Tuesday 26 June 2012

genetic imprints and other family musings

Here's a picture of me as a baby in 1969. My aunt Loraine is holding me, and my maternal grandparents are sitting on either side of her. My mom is sitting on the floor.





Here is a picture of my daughter Savianna from a couple of days ago:


I think the resemblance between us is striking. We have the same sticky outy ears. We have deep set almond shaped eyes. Sometimes when I gaze into her face I have this weird uncanny feeling. I used to experience that with my son too. I could never quite figure it out, why when I gazed into my child's face I would experience both an unsettling and comfortable feeling. I would simultaneously say to myself, I know you, I've always known you, I recognize you as you, new, my baby, but I also feel that we have met before- the "always known you" part is the part that unsettles: the flashes of images of other family members- my brother, my cousins, my parents and grandparents. These are faces that I have gazed at all my life, that are as familiar to me as my own. And here those family features appear fleetingly, uncannily, again in this new little person. I feel the same rush of uncanny familiarity when I look at the images of my mom, my aunt and grandparents in that photo.

I just finished watching hundreds of short 8 mm home movies that my uncle had converted to a DVD, most of which were filmed between 1959 and 1965, of my dad's family: my paternal grandparents, my great Baba and Gido, my uncles when they were in their teens and early 20s, my dad. Even a couple of brief images of my mom when she was about 19, and of my maternal Grandma. At times it was emotionally overwhelming. 
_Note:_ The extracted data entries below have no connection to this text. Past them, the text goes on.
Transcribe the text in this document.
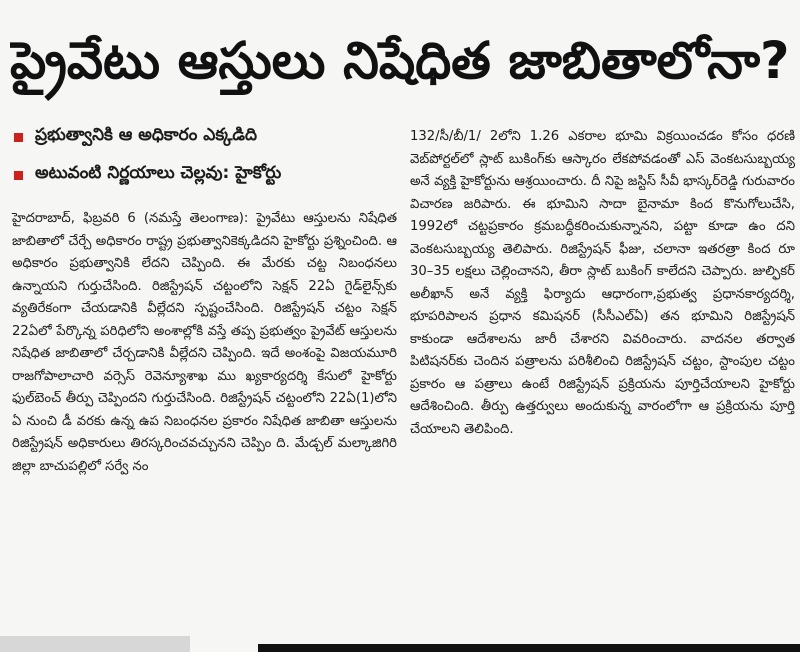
ప్రైవేటు ఆస్తులు నిషేధిత జాబితాలోనా?
ప్రభుత్వానికి ఆ అధికారం ఎక్కడిది
అటువంటి నిర్ణయాలు చెల్లవు: హైకోర్టు

హైదరాబాద్, ఫిబ్రవరి 6 (నమస్తే తెలంగాణ): ప్రైవేటు ఆస్తులను నిషేధిత జాబితాలో చేర్చే అధికారం రాష్ట్ర ప్రభుత్వానికెక్కడిదని హైకోర్టు ప్రశ్నించింది. ఆ అధికారం ప్రభుత్వానికి లేదని చెప్పింది. ఈ మేరకు చట్ట నిబంధనలు ఉన్నాయని గుర్తుచేసింది. రిజిస్ట్రేషన్ చట్టంలోని సెక్షన్ 22ఏ గైడ్‌లైన్స్‌కు వ్యతిరేకంగా చేయడానికి వీల్లేదని స్పష్టంచేసింది. రిజిస్ట్రేషన్ చట్టం సెక్షన్ 22ఏలో పేర్కొన్న పరిధిలోని అంశాల్లోకి వస్తే తప్ప ప్రభుత్వం ప్రైవేట్ ఆస్తులను నిషేధిత జాబితాలో చేర్చడానికి వీల్లేదని చెప్పింది. ఇదే అంశంపై విజయమూరి రాజగోపాలాచారి వర్సెస్ రెవెన్యూశాఖ ము ఖ్యకార్యదర్శి కేసులో హైకోర్టు ఫుల్‌బెంచ్ తీర్పు చెప్పిందని గుర్తుచేసింది. రిజిస్ట్రేషన్ చట్టంలోని 22ఏ(1)లోని ఏ నుంచి డీ వరకు ఉన్న ఉప నిబంధనల ప్రకారం నిషేధిత జాబితా ఆస్తులను రిజిస్ట్రేషన్ అధికారులు తిరస్కరించవచ్చునని చెప్పిం ది. మేడ్చల్ మల్కాజిగిరి జిల్లా బాచుపల్లిలో సర్వే నం

132/సీ/బీ/1/ 2లోని 1.26 ఎకరాల భూమి విక్రయించడం కోసం ధరణి వెబ్‌పోర్టల్‌లో స్లాట్ బుకింగ్‌కు ఆస్కారం లేకపోవడంతో ఎస్ వెంకటసుబ్బయ్య అనే వ్యక్తి హైకోర్టును ఆశ్రయించారు. దీ నిపై జస్టిస్ సీవీ భాస్కర్‌రెడ్డి గురువారం విచారణ జరిపారు. ఈ భూమిని సాదా బైనామా కింద కొనుగోలుచేసి, 1992లో చట్టప్రకారం క్రమబద్ధీకరించుకున్నానని, పట్టా కూడా ఉం దని వెంకటసుబ్బయ్య తెలిపారు. రిజిస్ట్రేషన్ ఫీజు, చలానా ఇతరత్రా కింద రూ 30–35 లక్షలు చెల్లించానని, తీరా స్లాట్ బుకింగ్ కాలేదని చెప్పారు. జుల్ఫికర్ అలీఖాన్ అనే వ్యక్తి ఫిర్యాదు ఆధారంగా,ప్రభుత్వ ప్రధానకార్యదర్శి, భూపరిపాలన ప్రధాన కమిషనర్ (సీసీఎల్ఏ) తన భూమిని రిజిస్ట్రేషన్ కాకుండా ఆదేశాలను జారీ చేశారని వివరించారు. వాదనల తర్వాత పిటిషనర్‌కు చెందిన పత్రాలను పరిశీలించి రిజిస్ట్రేషన్ చట్టం, స్టాంపుల చట్టం ప్రకారం ఆ పత్రాలు ఉంటే రిజిస్ట్రేషన్ ప్రక్రియను పూర్తిచేయాలని హైకోర్టు ఆదేశించింది. తీర్పు ఉత్తర్వులు అందుకున్న వారంలోగా ఆ ప్రక్రియను పూర్తి చేయాలని తెలిపింది.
My mom was just a kid and the traces of her now are evident then- fresh faced, smiling, pretty, optimistic, fun loving and funny. There is a sense that that time in everyone's life was good. It hadn't been marred by too many terrible losses yet. The future was unfolding in a welcoming way before them, as her generation came of age in the less trying times of the late 1950s and 1960s.

In the movies, my Granny Lena Armstrong was about the same age as I am now. It was a rare and precious gift to peek, if only for a brief, silent moment, into that era, that time in my family's life before I was born. I was also able to see my Grandad, who died a few years before I was born. I had never really seen many pictures of him before, and so I was overwhelmed by this rare opportunity to get to know him. The emotional effect of what I saw on those movies was contained mainly in a couple of brief scenes with my grandparents: seeing them interact, smile at one another, dote on each other with little touches of a hand to an arm, a quick glance, obviously in love- dancing at what looked like a New Year's eve party, and sharing a loving kiss. I had never thought of my Granny in that way before, as a loving wife. I knew she was a romantic at heart, but this was a side of her that had pretty well faded away by the time I knew her. Because my Grandad died relatively young, that phase of her life was over before I was born, but not long over, and part of the melancholy, almost perpetual widowhood I had come to associate with my Granny's personality may have been more accurately attributed to her recent mourning. For, in these movies. she smiled a lot. She was very poised. Apparently she practiced walking with a tray and books on her head, and as a result, she walked like a queen. By the time of my earliest memories of my Granny, she had been suffering ill- health in the form of repeated heart attacks. She was quite stationary and fairly weak, fragile, needing constant medical supervision and medication. Nevertheless, she lived to be 96. Not bad considering she had somewhere in the neighborhood of 7 heart attacks, non- Hodgkin's lymphoma and an inoperable brain tumor. But for whatever reasons, and perhaps this has more to do with her generation and the expectations of social behavior, these rare intimate moments are rarely played out for grandchildren. It was that intimacy that caught me. I wept for a moment as I gasped at these ancestors, young, vibrant and in love.  

I don't know this side of my family as well as I could, or should. I feel a little closer now. I see the shared genetic footprints- the shapes of eyes, the mannerisms, even the eccentricities. I experienced a certain devilish mirth to see that one of my Granny's peculiar habits of wearing a turban had started at least that early in her life and continued through the 80s, and probably for a time into the 90s. I giggled a little at that, as that little eccentricity opened up a flood of childhood memories in Saskatoon.

I only wish there were a few more movies, a few more private glimpses into that world so that I could linger just a little longer in the footprints of that era. My Granny passed away on September 21, 2011.

xo Jo

2 comments:

Marlene said...

I love this post. And I know just what you mean. For me it's looking at old photos from his side of the family -- I can't believe how well I know the faces of these people I've never met, because they are my children's faces too.

Jolene said...

Thanks for sharing that Marlene. It is fascinating. I was once told by someone I'd never met before that I was the living image of my great-grandmother. She remembered my ggm when my ggm was more or less the same age as I was at the time. This lady that told me this was just a little girl when she knew my ggm but was in her 80s when she told me this. I was so happy to hear that.